第3章 核 燃 料
§5 ウラン濃縮および再処理

5−2 再処理

 原子炉開発の具体的進展にともない,炉の運転によって生成される照射済燃料を再処理回収することが当然問題となってくる。再処理専門部会はこの問題に関する当面の研究開発方針の検討を目的として34年5月以降審議を重ねていたが,35年5月その結果をとりまとめ,中間報告を原子力委員会に提出した。この報告によればわが国の要再処理燃料の見込量はJRR-2から出る使用済燃料をはじめとして41年にはJRR-3, JPDR,コールダーホール型動力炉の使用済燃料を合わせてウラン換算60トンにのぼり,それ以降この量は漸次増加することが予想されるので,同中間報告では将来経済的にも,また外貨節約の見地からも国内において再処理を行なうことが要求されるものとして,再処理技術の確立,技術者の養成およびプルトニウム燃料研究開発のための原料供給を目的とした適切な規模のパイロットプラントを建設し,一連の操作による試験を行なうことが望ましいとしている。

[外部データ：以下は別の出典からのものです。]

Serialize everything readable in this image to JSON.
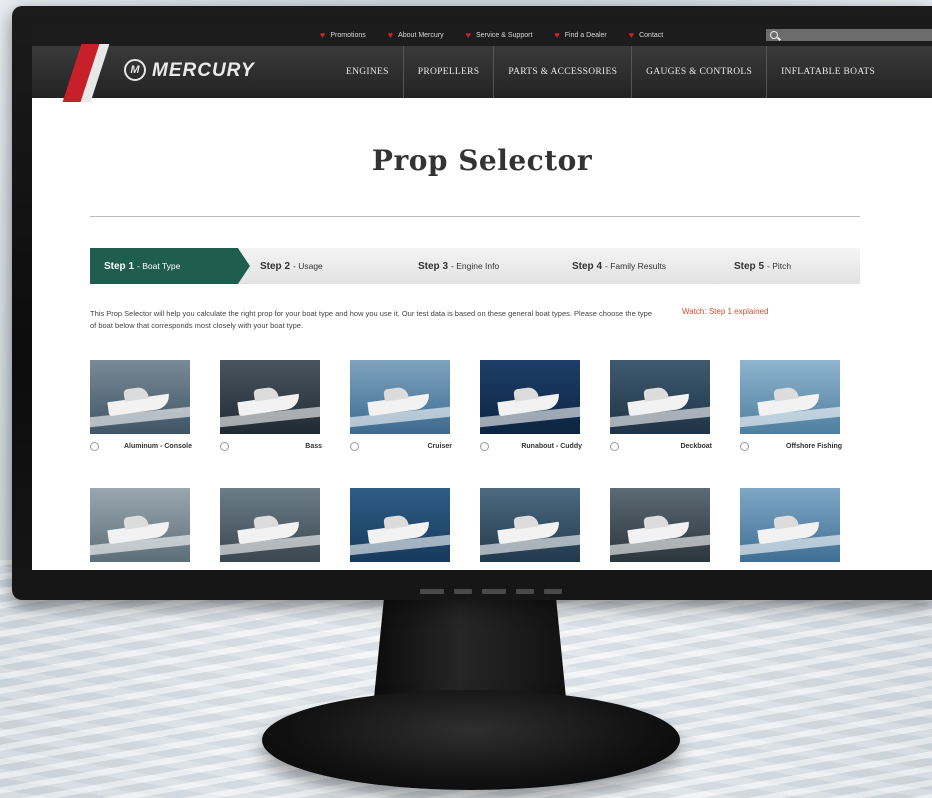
{
  "top_links": [
    {
      "label": "Promotions",
      "icon": "heart-icon"
    },
    {
      "label": "About Mercury",
      "icon": "heart-icon"
    },
    {
      "label": "Service & Support",
      "icon": "heart-icon"
    },
    {
      "label": "Find a Dealer",
      "icon": "heart-icon"
    },
    {
      "label": "Contact",
      "icon": "heart-icon"
    }
  ],
  "search": {
    "placeholder": ""
  },
  "brand": {
    "name": "MERCURY",
    "emblem": "M"
  },
  "nav": [
    "ENGINES",
    "PROPELLERS",
    "PARTS & ACCESSORIES",
    "GAUGES & CONTROLS",
    "INFLATABLE BOATS"
  ],
  "page_title": "Prop Selector",
  "steps": [
    {
      "num": "Step 1",
      "label": "- Boat Type",
      "active": true
    },
    {
      "num": "Step 2",
      "label": "- Usage",
      "active": false
    },
    {
      "num": "Step 3",
      "label": "- Engine Info",
      "active": false
    },
    {
      "num": "Step 4",
      "label": "- Family Results",
      "active": false
    },
    {
      "num": "Step 5",
      "label": "- Pitch",
      "active": false
    }
  ],
  "intro_text": "This Prop Selector will help you calculate the right prop for your boat type and how you use it. Our test data is based on these general boat types. Please choose the type of boat below that corresponds most closely with your boat type.",
  "watch_link": "Watch: Step 1 explained",
  "boats": [
    {
      "label": "Aluminum - Console",
      "colors": [
        "#7a8a96",
        "#3f5566"
      ]
    },
    {
      "label": "Bass",
      "colors": [
        "#4a5560",
        "#1f2a33"
      ]
    },
    {
      "label": "Cruiser",
      "colors": [
        "#7fa3bf",
        "#3c6a8f"
      ]
    },
    {
      "label": "Runabout - Cuddy",
      "colors": [
        "#1d3f6a",
        "#0c2440"
      ]
    },
    {
      "label": "Deckboat",
      "colors": [
        "#3f5a70",
        "#1f3446"
      ]
    },
    {
      "label": "Offshore Fishing",
      "colors": [
        "#8fb4cf",
        "#4f7f9f"
      ]
    },
    {
      "label": "",
      "colors": [
        "#9aa7ae",
        "#5d6e78"
      ]
    },
    {
      "label": "",
      "colors": [
        "#6c7d87",
        "#3a4650"
      ]
    },
    {
      "label": "",
      "colors": [
        "#2f5d86",
        "#173a5c"
      ]
    },
    {
      "label": "",
      "colors": [
        "#4d6a80",
        "#22394c"
      ]
    },
    {
      "label": "",
      "colors": [
        "#5d6b74",
        "#2b353c"
      ]
    },
    {
      "label": "",
      "colors": [
        "#7fa7c6",
        "#3f6f93"
      ]
    }
  ],
  "colors": {
    "accent": "#1f5d4e",
    "brand_red": "#c8202a",
    "link": "#d64a2e"
  }
}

 濃縮ウランは米国から,また原子力発電会社の1号炉(コールダーホール改良型)の燃料は英国から供給される。その使用済燃料の再処理はそれぞれ燃料供給国において再処理されることになっているが,使用済燃料の輸送は,厳重な梱包容器を用いて行なわねばならぬため,運賃がかさみ海外への運賃を考慮に入れればわが国で再処理を行なった方が有利な場合も考えられる。しかしながら再処理の問題はプルトニウムを燃料とする動力炉の開発と密接な関連を有しており,それとの関連において慎重に検討されねばならない。
 現在世界で研究開発が進められている再処理法は溶媒抽出法,沈澱法,イオン交換樹脂法さらには高温冶金法,フツ化物分留法等があるが,そのうち溶媒抽出法は欧米においてすでに実用の域に達し,現在では装置の改良あるいは適用範囲の拡大に研究の主眼が向けられている。
 わが国においては原子力研究所を中心に再処理に関する研究を進めているが,原子力研究所においは溶媒抽出法のほか,イオン交換法,フツ化分留法,高温冶金法等について基礎的研究を行なっている。
 溶媒抽出法については,多角的に検討が行なわれ,アルミニウムおよびウランの溶解速度,アルミニウムの沸騰カ性ソーダへの溶解,抽出塔内の流体の軸方向の混合,TBP/ケロシンの放射線損傷と抽出挙動の変化,さらには抽出機構の解明のため単滴および液柱ジェットにおける物質移動等が研究され,工学実験装置として多目的抽出塔,連鎖脈動塔およびミキサセトラが組抱立てられた。
 これらの研究の進展にともなって,原子力研究所ではJRR-3の使用済燃料を再処理するために工学汎用ホットケーブを建設することを目的として溶媒抽出法による再処理試験装置設置計画をたて,装置の設計,ケーブ,建屋の調査に入った。この建設調査にあたっては,35年3月に米国からW.Weinrich社をコンサルタントとして招いた。
 イオン交換法においては核分裂生成物の相互分離とクロマトグラフィに関する理論,イオン交換反応速度とその物質移動,イオン交換の理論と同位体分離との関係などをしらべた。高温冶金法として酸化物滓化法,ビマス溶融電解法について研究を行ない,また「低温乾式法による照射済核燃料の再処理法」に関し特許申請を行なった。
 フツ化物分留法に関しては文,Harshaw製の70A容量の小型電解槽を用いて研究を進めているが,電解時の爆発,F2に含まれるフツ酸の除去,および陽極の分極等の問題点を解決するとともに,これによって得たフッ素と臭素を反応させて,BrF3,BrF5液体フッ化剤の生成条件の検討を行ない,年度末にはBrF3-BrF5-Br2系の分留塔(蒸留温度40°C,減圧蒸留)の組み立てを終了して漏洩試験を行なった。
 このような状況にかんがみ,燃料公社は,企画室内に再処理調査班を組織して,再処理の事業化に関する資料を収集し,検討を進めている。